Quand les historiens allemands tenaient un tel langage, ce fut l’honneur de Fustel de Coulanges d’y répondre comme il l’a fait. Pour estimer à sa valeur cette inflexible dignité, cette roideur généreuse qui donnent tant de tenue et de résonance profonde à la discussion contre Théodore Mommsen, je ne vois rien de plus simple ni de plus sûr que d’en rapprocher la première lettre de Renan à Strauss. Ce n’est pas, on peut le penser, pour sacrifier à un souvenir révéré la moindre parcelle de l’admiration due à une autre mémoire, que j’indique le rapprochement. Mais qui n’éprouvera, surtout aux heures où nous sommes, un peu de gêne et de regret, en constatant combien l’auteur français de la Vie de Jésus gardait de déférence et d’apparente humilité devant l’exégète allemand ?


III

Le 1er janvier 1871, sous ce titre : La politique d’envahissement, — Louvois et M. de Bismarck, Fustel de Coulanges retourne à ce sujet inépuisable du conflit de la France et de l’Allemagne, abordé de biais dans la Lettre aux pasteurs et dans la réponse à Mommsen. Est-il nécessaire de dire qu’il l’approfondit ? Il y aboutit à des conclusions, dont on ne voit bien qu’aujourd’hui la hardiesse et la lucidité, vérifiées par les événemens d’une façon presque miraculeuse.

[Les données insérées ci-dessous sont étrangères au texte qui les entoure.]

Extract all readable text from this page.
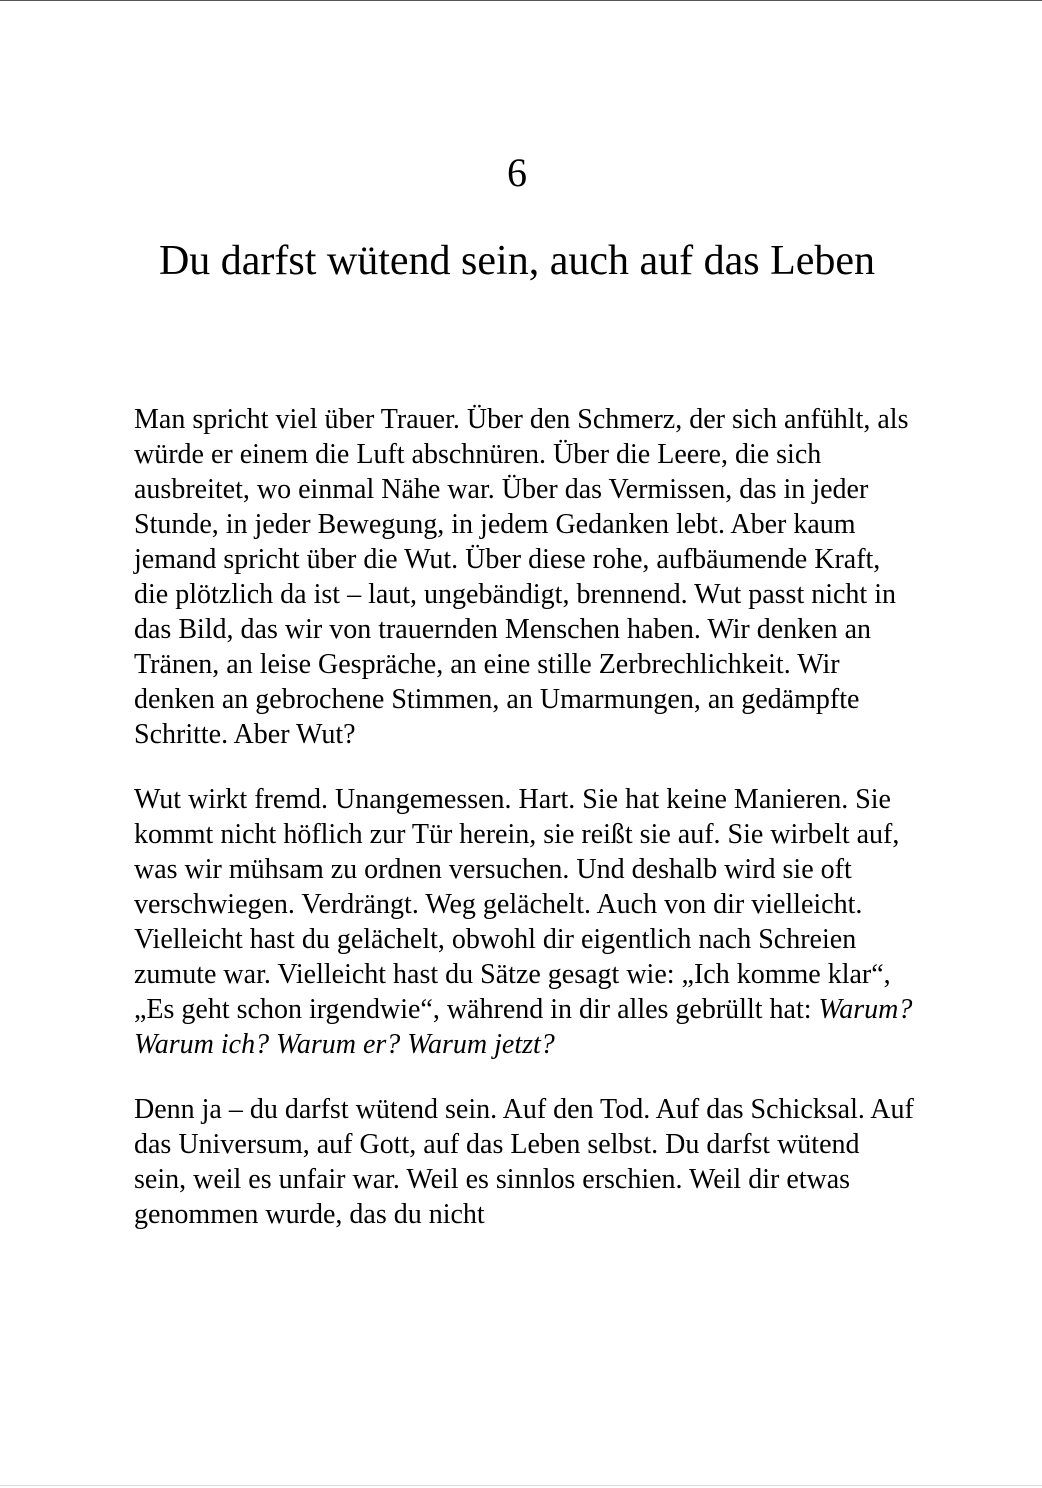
6
Du darfst wütend sein, auch auf das Leben

Man spricht viel über Trauer. Über den Schmerz, der sich anfühlt, als würde er einem die Luft abschnüren. Über die Leere, die sich ausbreitet, wo einmal Nähe war. Über das Vermissen, das in jeder Stunde, in jeder Bewegung, in jedem Gedanken lebt. Aber kaum jemand spricht über die Wut. Über diese rohe, aufbäumende Kraft, die plötzlich da ist – laut, ungebändigt, brennend. Wut passt nicht in das Bild, das wir von trauernden Menschen haben. Wir denken an Tränen, an leise Gespräche, an eine stille Zerbrechlichkeit. Wir denken an gebrochene Stimmen, an Umarmungen, an gedämpfte Schritte. Aber Wut?

Wut wirkt fremd. Unangemessen. Hart. Sie hat keine Manieren. Sie kommt nicht höflich zur Tür herein, sie reißt sie auf. Sie wirbelt auf, was wir mühsam zu ordnen versuchen. Und deshalb wird sie oft verschwiegen. Verdrängt. Weg gelächelt. Auch von dir vielleicht. Vielleicht hast du gelächelt, obwohl dir eigentlich nach Schreien zumute war. Vielleicht hast du Sätze gesagt wie: „Ich komme klar“, „Es geht schon irgendwie“, während in dir alles gebrüllt hat: Warum? Warum ich? Warum er? Warum jetzt?

Denn ja – du darfst wütend sein. Auf den Tod. Auf das Schicksal. Auf das Universum, auf Gott, auf das Leben selbst. Du darfst wütend sein, weil es unfair war. Weil es sinnlos erschien. Weil dir etwas genommen wurde, das du nicht
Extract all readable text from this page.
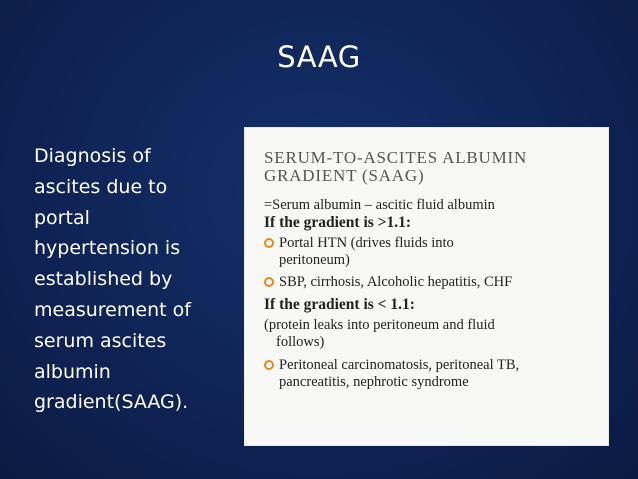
SAAG
Diagnosis of
ascites due to
portal
hypertension is
established by
measurement of
serum ascites
albumin
gradient(SAAG).
SERUM-TO-ASCITES ALBUMIN
GRADIENT (SAAG)
=Serum albumin – ascitic fluid albumin
If the gradient is >1.1:
Portal HTN (drives fluids into
peritoneum)
SBP, cirrhosis, Alcoholic hepatitis, CHF
If the gradient is < 1.1:
(protein leaks into peritoneum and fluid
follows)
Peritoneal carcinomatosis, peritoneal TB,
pancreatitis, nephrotic syndrome
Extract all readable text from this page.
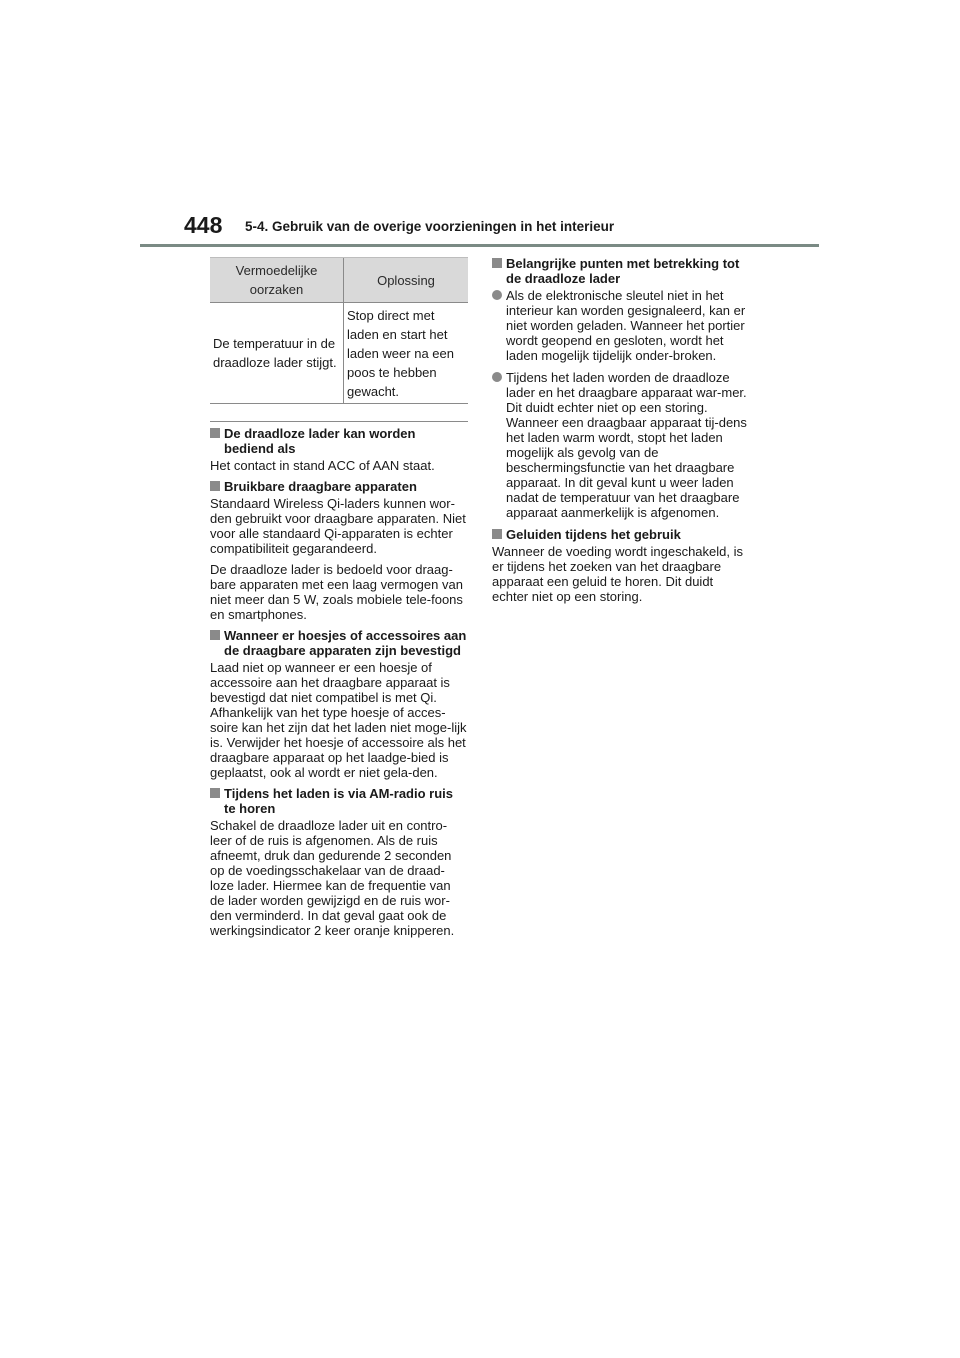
448 5-4. Gebruik van de overige voorzieningen in het interieur
Vermoedelijke oorzaken	Oplossing
De temperatuur in de draadloze lader stijgt.	Stop direct met laden en start het laden weer na een poos te hebben gewacht.
De draadloze lader kan worden bediend als

Het contact in stand ACC of AAN staat.

Bruikbare draagbare apparaten

Standaard Wireless Qi-laders kunnen wor-den gebruikt voor draagbare apparaten. Niet voor alle standaard Qi-apparaten is echter compatibiliteit gegarandeerd.

De draadloze lader is bedoeld voor draag-bare apparaten met een laag vermogen van niet meer dan 5 W, zoals mobiele tele-foons en smartphones.

Wanneer er hoesjes of accessoires aan de draagbare apparaten zijn bevestigd

Laad niet op wanneer er een hoesje of accessoire aan het draagbare apparaat is bevestigd dat niet compatibel is met Qi. Afhankelijk van het type hoesje of acces-soire kan het zijn dat het laden niet moge-lijk is. Verwijder het hoesje of accessoire als het draagbare apparaat op het laadge-bied is geplaatst, ook al wordt er niet gela-den.

Tijdens het laden is via AM-radio ruis te horen

Schakel de draadloze lader uit en contro-leer of de ruis is afgenomen. Als de ruis afneemt, druk dan gedurende 2 seconden op de voedingsschakelaar van de draad-loze lader. Hiermee kan de frequentie van de lader worden gewijzigd en de ruis wor-den verminderd. In dat geval gaat ook de werkingsindicator 2 keer oranje knipperen.

Belangrijke punten met betrekking tot de draadloze lader
Als de elektronische sleutel niet in het interieur kan worden gesignaleerd, kan er niet worden geladen. Wanneer het portier wordt geopend en gesloten, wordt het laden mogelijk tijdelijk onder-broken.
Tijdens het laden worden de draadloze lader en het draagbare apparaat war-mer. Dit duidt echter niet op een storing. Wanneer een draagbaar apparaat tij-dens het laden warm wordt, stopt het laden mogelijk als gevolg van de beschermingsfunctie van het draagbare apparaat. In dit geval kunt u weer laden nadat de temperatuur van het draagbare apparaat aanmerkelijk is afgenomen.
Geluiden tijdens het gebruik

Wanneer de voeding wordt ingeschakeld, is er tijdens het zoeken van het draagbare apparaat een geluid te horen. Dit duidt echter niet op een storing.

Les débuts du règne de Louis XIV, au dire de l’historien, sont d’un prince ami de la paix. L’industrie renaît au moment de sa jeune majorité et prend un essor admirable. La noblesse est rentrée dans ses terres et les fait valoir. Il semble qu’on soit pour longtemps détourné de la guerre. L’Europe est aussi peu belliqueuse que notre roi. Si ce régime politique eût duré, on peut s’imaginer les progrès « de l’intelligence, de la conscience même » qui auraient pu en résulter. Mais Louvois vint contrecarrer et finit par réduire à rien ces pratiques laborieuses, imposées à la France entière par Colbert, le commis rémois, fils du marchand lainier, à l’enseigne du Long-Vêtu. Sous la nouvelle influence, la politique de conquête et d’envahissement s’empara de l’esprit du roi, né magnifique et glorieux. Le règne, qui avait semblé préluder comme un spectacle de l’âge d’or, devint un règne de luttes sans fin, tel qu’on n’en avait pas vu en France. Ces entreprises de guerre pour la guerre échouèrent dès le premier jour. La Hollande envahie fut, en réalité, notre vainqueur. Quand la convoitise croissante de Louis XIV inquiéta l’Allemagne, les souverains d’Europe formèrent la Ligue d’Augsbourg. Vint la triste aventure de la succession d’Espagne, et aux victoires sans résultats succédèrent les défaites les plus onéreuses. Notre pays fut envahi, et des revers, presque sans précédent, ramenèrent au roi les cœurs de ses infortunés, mais très loyaux, sujets. Dans l’opinion des peuples, la France fut, dès ce moment et pour toujours, la nation « dévorée de la manie de guerre. » Ils se trompaient sur elle, écrit très finement Fustel de Coulanges. « De ce qu’elle est courageuse, ils ont conclu qu’elle est belliqueuse. Ils l’ont appelée nation inquiète, parce qu’elle ne tend pas le cou au joug de l’étranger ; ils l’ont appelée nation agressive, parce qu’elle ne veut pas voir l’envahisseur sur son sol. » Il faudrait tout citer, et je dois m’excuser de ne savoir que résumer bien froidement des pages si expressives.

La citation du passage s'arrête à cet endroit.